Sie kannte das Stück in- und auswendig – die fünfundvierzig Takte, den Tempowechsel im Mittelteil –, den Stil und die Klangfarbe, die an Gärten des 19 . Jahrhunderts und Mädchen in weißen Kleidern denken ließen. Anklänge an Debussy und Satie und Dukas.
    Und um die Noten A, C, D und E herum konstruiert.
    Meredith vergaß für einen Moment, wo sie war, und stellte sich vor, wie ihre Finger über die Tasten glitten. Es gab nur noch die Musik. A, C, D und E. Das abschließende unterteilte Arpeggio, der verklingende Schlussakkord.
    Sie lehnte sich zurück. Alles gehörte irgendwie zusammen, keine Frage.
    Aber was zum Teufel hat es zu bedeuten?

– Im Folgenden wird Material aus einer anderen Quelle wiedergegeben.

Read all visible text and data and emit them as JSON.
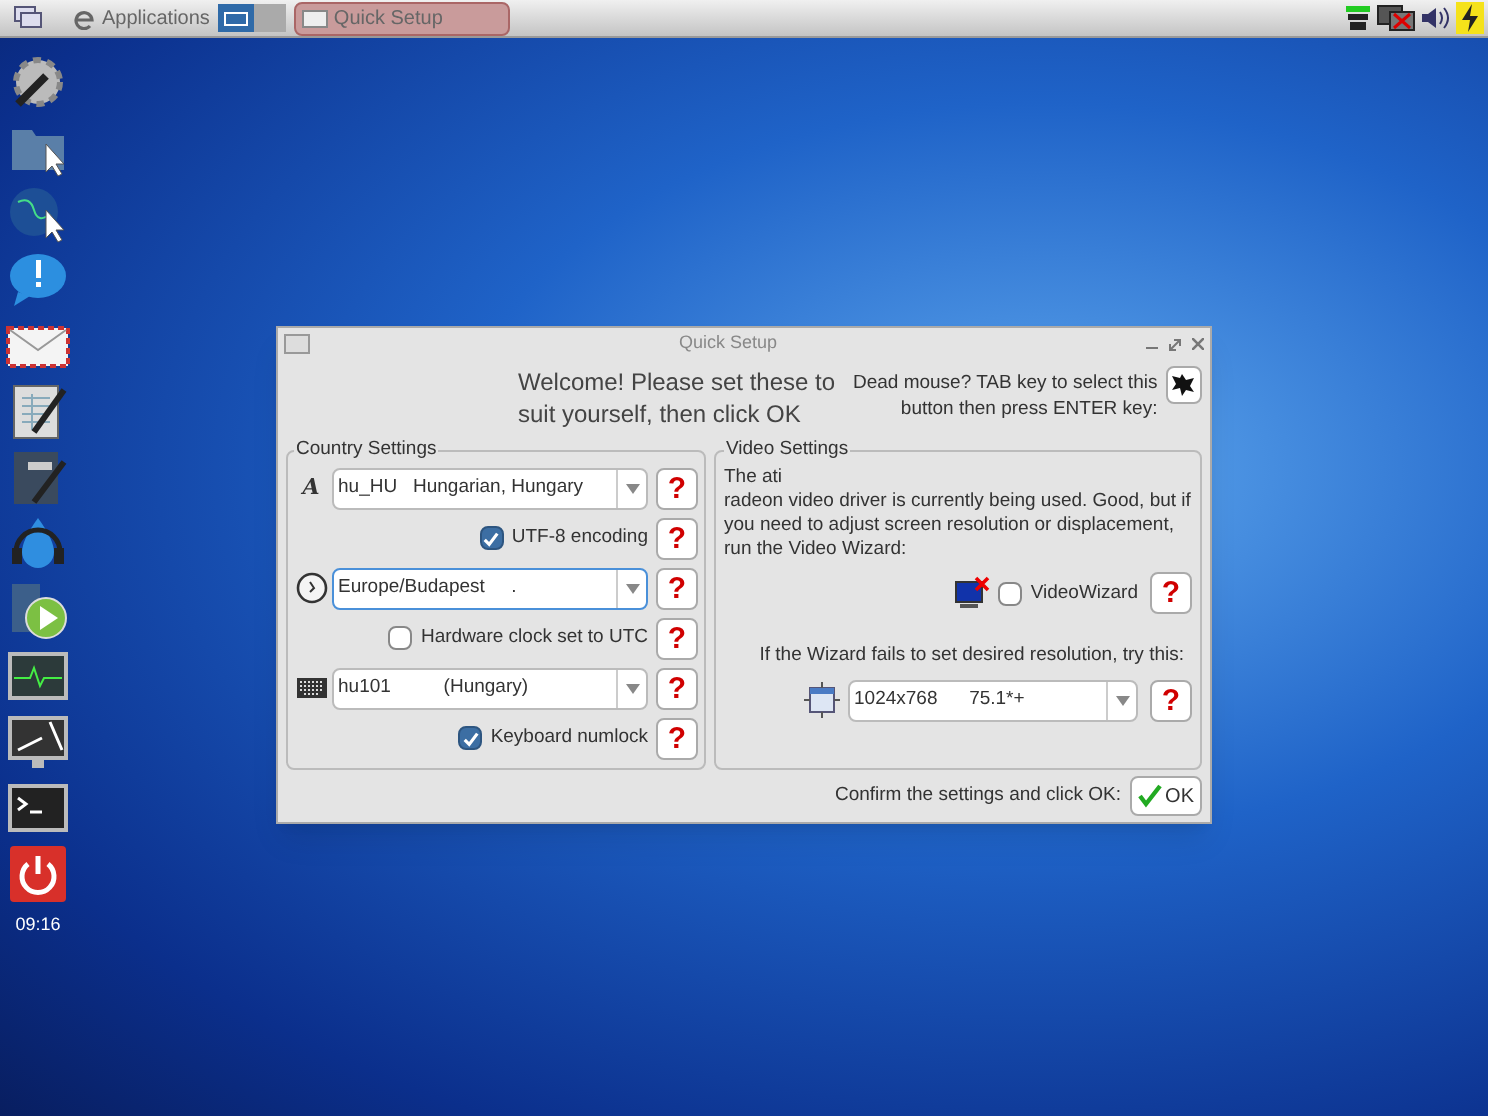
{
  "taskbar": {
    "applications": "Applications",
    "tasks": [
      {
        "title": "Quick Setup",
        "selected": true
      }
    ]
  },
  "dock": {
    "clock": "09:16"
  },
  "dialog": {
    "title": "Quick Setup",
    "welcome": "Welcome! Please set these to suit yourself, then click OK",
    "dead_mouse": "Dead mouse? TAB key to select this button then press ENTER key:",
    "country": {
      "title": "Country Settings",
      "rows": [
        {
          "kind": "combo",
          "symbol": "A",
          "value": "hu_HU   Hungarian, Hungary",
          "help": "?"
        },
        {
          "kind": "check",
          "label": "UTF-8 encoding",
          "checked": true,
          "help": "?"
        },
        {
          "kind": "combo",
          "value": "Europe/Budapest     .",
          "focused": true,
          "help": "?"
        },
        {
          "kind": "check",
          "label": "Hardware clock set to UTC",
          "checked": false,
          "help": "?"
        },
        {
          "kind": "combo",
          "value": "hu101          (Hungary)",
          "help": "?"
        },
        {
          "kind": "check",
          "label": "Keyboard numlock",
          "checked": true,
          "help": "?"
        }
      ]
    },
    "video": {
      "title": "Video Settings",
      "paragraphs": [
        "The ati",
        "radeon video driver is currently being used. Good, but if you need to adjust screen resolution or displacement, run the Video Wizard:"
      ],
      "wizard": {
        "label": "VideoWizard",
        "checked": false,
        "help": "?"
      },
      "fallback": "If the Wizard fails to set desired resolution, try this:",
      "resolution": {
        "value": "1024x768      75.1*+",
        "help": "?"
      }
    },
    "confirm": "Confirm the settings and click OK:",
    "ok": "OK"
  }
}
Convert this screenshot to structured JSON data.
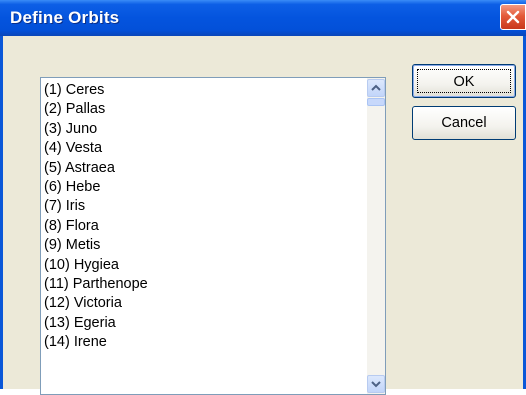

    Meredith fühlte sich nach Milwaukee zurückversetzt, in Miss Bridges Musikunterricht an der Highschool, wie diese immer wieder dasselbe Mantra wiederholt hatte. Ein Lächeln erschien auf ihren Lippen. »Eine Oktave besteht aus zwölf plus eins chromatischen Tönen.« Sie hörte förmlich die Stimme der Lehrerin im Kopf. »Die Halbtöne und die Ganztöne sind die Bausteine der diatonischen Tonleiter. In der diatonischen Tonleiter gibt es acht Töne, in der pentatonischen fünf. Der erste, dritte und fünfte Ton der diatonischen Tonleiter sind die Bausteine der Grundakkorde, die Formel für Vollkommenheit, für Schönheit.«
    Meredith ließ die Erinnerungen in sich aufsteigen, ihre Gedanken von ihnen leiten. Musik und Mathematik, auf der Suche nach Verbindungen, nicht nach Zufällen. Sie tippte FIBONACCI ins Suchfeld. Sah neue Worte vor ihren Augen auftauchen. Zu Beginn des 13 . Jahrhunderts entwickelte Leonardo da Pisa, bekannt als Fibonacci, eine mathematische Theorie, in der Zahlen eine bestimmte Folge bildeten. Nach zwei Anfangswerten ist jede weitere Zahl die Summe ihrer beiden Vorgänger.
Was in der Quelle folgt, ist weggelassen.